Micotossicologia – Microscopia – Micologia Ispettiva II (funghi secchi e conservati) e Micologia alimentare – Legislazione – Classificazione dei funghi. Inoltre è stata introdotta una materia innovativa (Macrofunghi ipogei) che contiene le basi per lo studio e il riconoscimento dei tartufi.

Articolazione attività didattica

7,5 ore di attività didattica per ogni giornata di corso, costituita da lezioni frontali, esercitazioni pratiche, escursioni guidate.

Articolazione I sessione (150 ore) Quattro moduli non consecutivi di durata settimanale (5 giorni per totale 37,5 ore) di cui tre si svolgono nei mesi autunnali, l’ultimo dei quali seguito dall’esame intermedio di fine I sessione, che si svolge nella giornata di sabato.
Articolazione II sessione (165 ore) Un modulo primaverile di 5 giorni, un estivo di 4 giorni, più tre moduli non consecutivi autunnali di 5 giorni (37,5 ore) l’ultimo dei quali comprensivo degli esami finali.
Settimane residenziali in Regione Liguria Una per ogni sessione del corso: I sessione Calizzano (SV)II sessione Sassello (SV)
Settimane residenziali in Regione Piemonte Una per ogni sessione del corso: I sessione Valloriate (CN) II sessione Druogno (VB)
Modulo primaverile Presente, di durata 5 giorni, nella II sessione
Esame intermedio di fine I sessione Alla fine della I sessione si svolge una prova pratica inerente: - analisi e descrizione della morfologia dei macrofunghi;- determinazione dei generi e delle principali specie; - nozioni di base relative alla commestibilità e alla tossicità dei macrofunghi.
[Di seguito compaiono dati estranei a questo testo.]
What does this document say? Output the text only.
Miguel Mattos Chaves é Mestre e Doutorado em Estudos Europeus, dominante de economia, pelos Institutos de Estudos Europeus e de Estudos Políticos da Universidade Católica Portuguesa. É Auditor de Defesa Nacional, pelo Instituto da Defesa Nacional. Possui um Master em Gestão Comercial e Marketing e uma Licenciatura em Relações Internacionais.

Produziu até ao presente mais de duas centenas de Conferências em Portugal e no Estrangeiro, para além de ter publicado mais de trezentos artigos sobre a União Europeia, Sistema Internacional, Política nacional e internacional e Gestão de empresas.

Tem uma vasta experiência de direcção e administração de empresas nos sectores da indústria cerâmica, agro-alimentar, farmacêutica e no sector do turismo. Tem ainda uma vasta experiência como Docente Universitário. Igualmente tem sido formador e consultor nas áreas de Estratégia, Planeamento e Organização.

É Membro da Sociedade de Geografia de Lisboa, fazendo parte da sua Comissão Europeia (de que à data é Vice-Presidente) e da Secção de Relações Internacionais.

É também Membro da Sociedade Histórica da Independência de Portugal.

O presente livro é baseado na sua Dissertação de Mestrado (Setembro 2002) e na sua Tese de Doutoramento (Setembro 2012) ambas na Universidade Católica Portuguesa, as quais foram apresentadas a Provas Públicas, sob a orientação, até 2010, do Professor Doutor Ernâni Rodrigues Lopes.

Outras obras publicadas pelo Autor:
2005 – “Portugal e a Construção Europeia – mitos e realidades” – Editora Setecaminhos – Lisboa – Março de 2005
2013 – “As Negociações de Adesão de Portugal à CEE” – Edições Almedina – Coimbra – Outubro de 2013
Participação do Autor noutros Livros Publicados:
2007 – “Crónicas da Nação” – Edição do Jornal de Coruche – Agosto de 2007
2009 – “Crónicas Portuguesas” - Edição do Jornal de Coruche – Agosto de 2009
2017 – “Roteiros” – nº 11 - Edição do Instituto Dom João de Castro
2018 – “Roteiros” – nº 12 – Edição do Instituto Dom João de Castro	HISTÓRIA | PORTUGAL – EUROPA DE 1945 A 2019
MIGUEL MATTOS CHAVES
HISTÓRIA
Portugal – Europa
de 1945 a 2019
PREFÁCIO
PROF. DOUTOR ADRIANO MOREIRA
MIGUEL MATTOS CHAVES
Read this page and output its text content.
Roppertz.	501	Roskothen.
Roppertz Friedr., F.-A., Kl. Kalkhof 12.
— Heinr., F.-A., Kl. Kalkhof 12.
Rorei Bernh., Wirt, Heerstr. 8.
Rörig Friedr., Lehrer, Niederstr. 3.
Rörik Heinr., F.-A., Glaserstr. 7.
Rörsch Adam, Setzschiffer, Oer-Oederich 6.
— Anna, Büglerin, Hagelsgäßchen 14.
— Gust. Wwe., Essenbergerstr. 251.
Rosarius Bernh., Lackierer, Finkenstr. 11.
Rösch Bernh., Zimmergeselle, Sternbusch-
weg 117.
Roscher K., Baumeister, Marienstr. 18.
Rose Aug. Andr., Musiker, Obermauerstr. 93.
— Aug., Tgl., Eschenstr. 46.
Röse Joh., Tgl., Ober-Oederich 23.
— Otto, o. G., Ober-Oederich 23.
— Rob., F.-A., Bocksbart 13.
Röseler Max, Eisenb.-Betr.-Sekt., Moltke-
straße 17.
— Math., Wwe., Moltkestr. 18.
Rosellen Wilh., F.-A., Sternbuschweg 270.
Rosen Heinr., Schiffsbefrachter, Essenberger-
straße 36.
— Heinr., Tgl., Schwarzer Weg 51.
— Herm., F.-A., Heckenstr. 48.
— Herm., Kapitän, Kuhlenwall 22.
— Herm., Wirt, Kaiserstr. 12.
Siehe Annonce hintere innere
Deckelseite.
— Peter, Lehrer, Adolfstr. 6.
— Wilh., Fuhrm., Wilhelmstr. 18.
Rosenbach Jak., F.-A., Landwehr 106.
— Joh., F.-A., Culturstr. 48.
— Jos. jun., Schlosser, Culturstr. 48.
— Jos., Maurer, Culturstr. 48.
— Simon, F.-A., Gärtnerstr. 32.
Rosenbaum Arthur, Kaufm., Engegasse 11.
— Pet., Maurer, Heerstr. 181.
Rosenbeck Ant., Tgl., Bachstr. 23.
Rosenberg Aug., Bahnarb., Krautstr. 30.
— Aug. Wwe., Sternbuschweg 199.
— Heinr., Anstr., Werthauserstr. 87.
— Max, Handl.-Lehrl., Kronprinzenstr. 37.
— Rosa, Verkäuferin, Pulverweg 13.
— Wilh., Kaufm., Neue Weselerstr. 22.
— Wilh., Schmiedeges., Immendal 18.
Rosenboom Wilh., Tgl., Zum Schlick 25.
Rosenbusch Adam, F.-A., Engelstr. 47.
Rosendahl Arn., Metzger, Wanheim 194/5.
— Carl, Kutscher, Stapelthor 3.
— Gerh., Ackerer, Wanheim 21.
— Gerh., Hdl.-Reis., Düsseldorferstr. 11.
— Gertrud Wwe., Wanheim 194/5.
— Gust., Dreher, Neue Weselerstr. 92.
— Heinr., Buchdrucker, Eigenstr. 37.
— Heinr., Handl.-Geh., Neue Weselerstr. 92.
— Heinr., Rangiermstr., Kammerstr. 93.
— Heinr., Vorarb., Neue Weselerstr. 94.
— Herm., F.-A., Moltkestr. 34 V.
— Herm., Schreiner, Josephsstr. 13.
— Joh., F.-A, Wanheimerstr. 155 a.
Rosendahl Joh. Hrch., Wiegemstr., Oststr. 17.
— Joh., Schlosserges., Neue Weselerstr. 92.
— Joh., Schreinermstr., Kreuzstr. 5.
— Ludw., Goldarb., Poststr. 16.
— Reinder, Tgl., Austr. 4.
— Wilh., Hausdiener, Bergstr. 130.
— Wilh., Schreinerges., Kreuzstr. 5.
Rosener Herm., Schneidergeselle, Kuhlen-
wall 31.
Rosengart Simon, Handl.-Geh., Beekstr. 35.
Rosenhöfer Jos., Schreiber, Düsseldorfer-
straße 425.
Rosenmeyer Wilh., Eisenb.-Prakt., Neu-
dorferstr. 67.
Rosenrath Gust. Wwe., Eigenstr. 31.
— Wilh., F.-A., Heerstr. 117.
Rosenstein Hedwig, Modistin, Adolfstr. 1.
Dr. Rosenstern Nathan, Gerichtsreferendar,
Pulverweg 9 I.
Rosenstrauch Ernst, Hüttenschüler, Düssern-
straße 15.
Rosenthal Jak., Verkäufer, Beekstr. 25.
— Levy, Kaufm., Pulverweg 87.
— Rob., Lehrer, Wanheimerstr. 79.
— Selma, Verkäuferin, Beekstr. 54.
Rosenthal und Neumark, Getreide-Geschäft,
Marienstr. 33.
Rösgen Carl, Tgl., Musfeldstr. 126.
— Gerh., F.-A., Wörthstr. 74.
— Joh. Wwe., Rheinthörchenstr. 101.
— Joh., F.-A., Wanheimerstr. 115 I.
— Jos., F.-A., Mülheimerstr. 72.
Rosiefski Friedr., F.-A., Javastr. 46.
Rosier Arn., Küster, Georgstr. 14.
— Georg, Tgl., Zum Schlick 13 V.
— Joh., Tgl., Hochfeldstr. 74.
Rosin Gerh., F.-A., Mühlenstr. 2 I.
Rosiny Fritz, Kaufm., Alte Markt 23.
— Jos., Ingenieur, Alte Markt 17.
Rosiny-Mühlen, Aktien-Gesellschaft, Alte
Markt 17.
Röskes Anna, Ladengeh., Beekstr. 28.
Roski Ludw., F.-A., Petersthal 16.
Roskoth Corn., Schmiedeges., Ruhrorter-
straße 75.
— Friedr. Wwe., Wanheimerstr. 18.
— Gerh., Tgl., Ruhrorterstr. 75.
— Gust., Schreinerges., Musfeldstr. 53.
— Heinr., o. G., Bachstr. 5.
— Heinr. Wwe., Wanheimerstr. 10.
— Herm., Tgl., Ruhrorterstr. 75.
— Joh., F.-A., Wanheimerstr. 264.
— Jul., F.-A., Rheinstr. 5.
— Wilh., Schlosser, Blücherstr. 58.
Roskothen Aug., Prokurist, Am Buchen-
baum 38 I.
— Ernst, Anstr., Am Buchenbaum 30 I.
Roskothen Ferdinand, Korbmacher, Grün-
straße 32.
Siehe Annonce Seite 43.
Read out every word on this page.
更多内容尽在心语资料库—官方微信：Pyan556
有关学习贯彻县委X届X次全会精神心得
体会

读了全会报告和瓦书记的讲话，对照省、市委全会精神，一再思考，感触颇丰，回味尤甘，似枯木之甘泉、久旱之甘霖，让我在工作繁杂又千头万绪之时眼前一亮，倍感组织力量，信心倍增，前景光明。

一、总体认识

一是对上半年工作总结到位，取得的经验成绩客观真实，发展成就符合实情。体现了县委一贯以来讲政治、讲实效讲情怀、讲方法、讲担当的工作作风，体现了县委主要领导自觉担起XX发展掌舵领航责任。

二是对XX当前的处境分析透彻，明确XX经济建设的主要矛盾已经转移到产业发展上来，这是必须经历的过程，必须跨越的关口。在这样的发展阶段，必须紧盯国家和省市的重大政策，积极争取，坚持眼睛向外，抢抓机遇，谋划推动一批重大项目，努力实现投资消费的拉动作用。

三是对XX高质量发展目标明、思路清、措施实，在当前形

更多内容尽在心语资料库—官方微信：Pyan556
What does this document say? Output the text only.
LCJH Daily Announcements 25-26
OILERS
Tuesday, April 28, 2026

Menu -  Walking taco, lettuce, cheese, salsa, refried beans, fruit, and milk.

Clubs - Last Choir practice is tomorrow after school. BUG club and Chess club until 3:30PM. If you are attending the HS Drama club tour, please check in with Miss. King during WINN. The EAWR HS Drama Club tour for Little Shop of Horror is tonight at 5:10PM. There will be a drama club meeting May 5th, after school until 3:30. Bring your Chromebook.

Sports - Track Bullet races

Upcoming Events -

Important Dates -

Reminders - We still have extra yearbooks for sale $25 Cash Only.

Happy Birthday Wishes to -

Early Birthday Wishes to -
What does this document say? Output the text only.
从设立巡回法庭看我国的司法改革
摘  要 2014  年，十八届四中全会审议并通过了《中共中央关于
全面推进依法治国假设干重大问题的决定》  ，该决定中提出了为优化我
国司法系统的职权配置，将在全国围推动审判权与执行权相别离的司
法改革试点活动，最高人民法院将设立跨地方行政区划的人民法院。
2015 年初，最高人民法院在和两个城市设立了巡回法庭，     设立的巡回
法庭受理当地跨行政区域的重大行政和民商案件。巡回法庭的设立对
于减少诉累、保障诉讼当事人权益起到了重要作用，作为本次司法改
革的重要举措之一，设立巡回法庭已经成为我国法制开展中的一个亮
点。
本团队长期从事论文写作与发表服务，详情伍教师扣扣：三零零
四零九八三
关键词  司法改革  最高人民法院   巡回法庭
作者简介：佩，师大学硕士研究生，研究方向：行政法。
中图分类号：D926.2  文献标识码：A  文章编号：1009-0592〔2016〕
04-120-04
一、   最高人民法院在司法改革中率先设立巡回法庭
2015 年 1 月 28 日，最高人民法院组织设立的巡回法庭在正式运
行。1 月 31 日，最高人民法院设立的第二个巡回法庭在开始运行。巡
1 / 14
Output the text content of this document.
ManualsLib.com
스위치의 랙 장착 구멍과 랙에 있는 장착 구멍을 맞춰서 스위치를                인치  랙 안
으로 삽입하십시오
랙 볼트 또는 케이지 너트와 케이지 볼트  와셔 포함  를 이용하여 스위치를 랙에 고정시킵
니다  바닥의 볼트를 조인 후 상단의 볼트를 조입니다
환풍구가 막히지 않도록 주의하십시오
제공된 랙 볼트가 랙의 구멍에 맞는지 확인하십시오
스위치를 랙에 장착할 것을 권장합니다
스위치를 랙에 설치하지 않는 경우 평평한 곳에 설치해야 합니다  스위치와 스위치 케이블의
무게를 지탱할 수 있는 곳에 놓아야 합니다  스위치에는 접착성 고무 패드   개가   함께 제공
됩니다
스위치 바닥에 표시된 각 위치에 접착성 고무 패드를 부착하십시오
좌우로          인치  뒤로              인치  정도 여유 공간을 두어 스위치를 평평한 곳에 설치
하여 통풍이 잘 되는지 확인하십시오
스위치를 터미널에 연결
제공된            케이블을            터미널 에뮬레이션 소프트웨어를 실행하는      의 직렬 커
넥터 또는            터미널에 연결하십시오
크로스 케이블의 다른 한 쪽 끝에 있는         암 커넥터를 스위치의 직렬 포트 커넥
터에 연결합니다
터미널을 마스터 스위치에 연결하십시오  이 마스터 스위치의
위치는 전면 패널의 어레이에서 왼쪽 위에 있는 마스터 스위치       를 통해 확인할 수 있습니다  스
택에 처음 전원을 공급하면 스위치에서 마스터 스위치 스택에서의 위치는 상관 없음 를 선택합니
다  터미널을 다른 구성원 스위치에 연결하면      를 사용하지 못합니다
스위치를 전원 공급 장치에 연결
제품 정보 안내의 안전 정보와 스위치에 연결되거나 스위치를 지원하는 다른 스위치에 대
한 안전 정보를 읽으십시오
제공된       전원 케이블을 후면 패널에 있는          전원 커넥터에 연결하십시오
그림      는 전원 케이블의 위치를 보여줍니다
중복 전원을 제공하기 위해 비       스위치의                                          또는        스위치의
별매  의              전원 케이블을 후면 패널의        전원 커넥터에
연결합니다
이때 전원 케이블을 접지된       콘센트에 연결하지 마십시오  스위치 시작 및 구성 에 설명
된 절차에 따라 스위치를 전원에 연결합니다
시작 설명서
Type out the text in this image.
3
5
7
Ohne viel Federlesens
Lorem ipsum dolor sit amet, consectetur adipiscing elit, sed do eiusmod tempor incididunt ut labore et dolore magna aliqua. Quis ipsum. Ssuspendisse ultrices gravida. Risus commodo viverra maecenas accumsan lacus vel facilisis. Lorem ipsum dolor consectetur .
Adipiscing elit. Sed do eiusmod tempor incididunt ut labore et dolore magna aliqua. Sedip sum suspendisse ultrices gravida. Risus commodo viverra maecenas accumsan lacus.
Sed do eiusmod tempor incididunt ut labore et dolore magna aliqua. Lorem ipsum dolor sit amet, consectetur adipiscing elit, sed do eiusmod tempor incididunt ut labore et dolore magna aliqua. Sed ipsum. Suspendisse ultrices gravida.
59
L’attestato di ammissione alla seconda sessione del corso è accompagnato dal giudizio relativo all’esito di tale esame intermedio, che potrà comprendere debiti formativi in caso di risultato insufficiente.
Esame intermedio facoltativo - II sessione Nell’ambito della seconda sessione potrà essere organizzata una ulteriore prova pratica intermedia, inerente i medesimi argomenti e con analogo svolgimento rispetto all’esame intermedio di fine I sessione. Tale esame intermedio è facoltativo e in ogni caso è destinato ai soli iscritti che avessero ricevuto debiti formativi nella prova di fine I sessione.
Esame intermedio di microscopia - II sessione Prova pratica di microscopia di base nell’ambito della II sessione; l’ammissione all’esame finale del corso è accompagnato dal giudizio relativo all’esito della prova di microscopia, che potrà comprendere debiti formativi in caso di risultato insufficiente.
Esame finale Prova scritta + prova pratica, come definito dal D. M. 686/96

 

Il corpo docente è costituito da alcuni fra i più noti esperti italiani nei diversi settori di competenza, autori di numerose pubblicazioni nazionali e internazionali in vari campi della micologia, incluso il settore pratico-ispettivo e tecnico-commerciale. Alcuni di essi hanno esperienze ventennale nella formazione dei micologi secondo il D.M. 686/96; altri provengono dai settori della Sanità Pubblica di Liguria, Piemonte e altre Regioni (Ispettorati micologici delle ASL), dall’Università degli Studi di Genova, dall’Università degli Studi di Torino, dal Ministero della Salute e dal Centro Anti Veleni di Milano (ospedale Niguarda).

 

Il corso è strutturato in moduli formativi non consecutivi al fine di garantire maggiore probabilità di reperimento delle specie fungine di rilevante interesse per il micologo e per consentire una maggiore partecipazione anche da parte del personale occupato.

 

Il programma del corso prevede lo svolgimento, sui 2 anni, di quattro settimane residenziali in ambiente montano, due in Regione Liguria e due in Regione Piemonte, prevalentemente dedicate ad attività pratiche di ricerca in habitat, determinazione guidata e cernita ispettiva.

 

Il modulo primaverile della seconda sessione consente di approfondire anche il particolare settore dei funghi primaverili. Nel progetto formativo presentato, seguendo anche le indicazioni fornite al Ministero della Salute dal Centro Antiveleni di Milano, è stata inserita una parte più corposa di microscopia, corredata da uno specifico esame intermedio atto a valutare la capacità di preparazione e lettura dei vetrini al microscopio ottico per l’identificazione delle principali tipologie sporali. Nel nuovo programma didattico, inoltre, è stato inserita la materia “Macrofunghi ipogei”, che può costituire, in prospettiva, una base utile al micologo per lo svolgimento di perizie anche nel settore dei tartufi.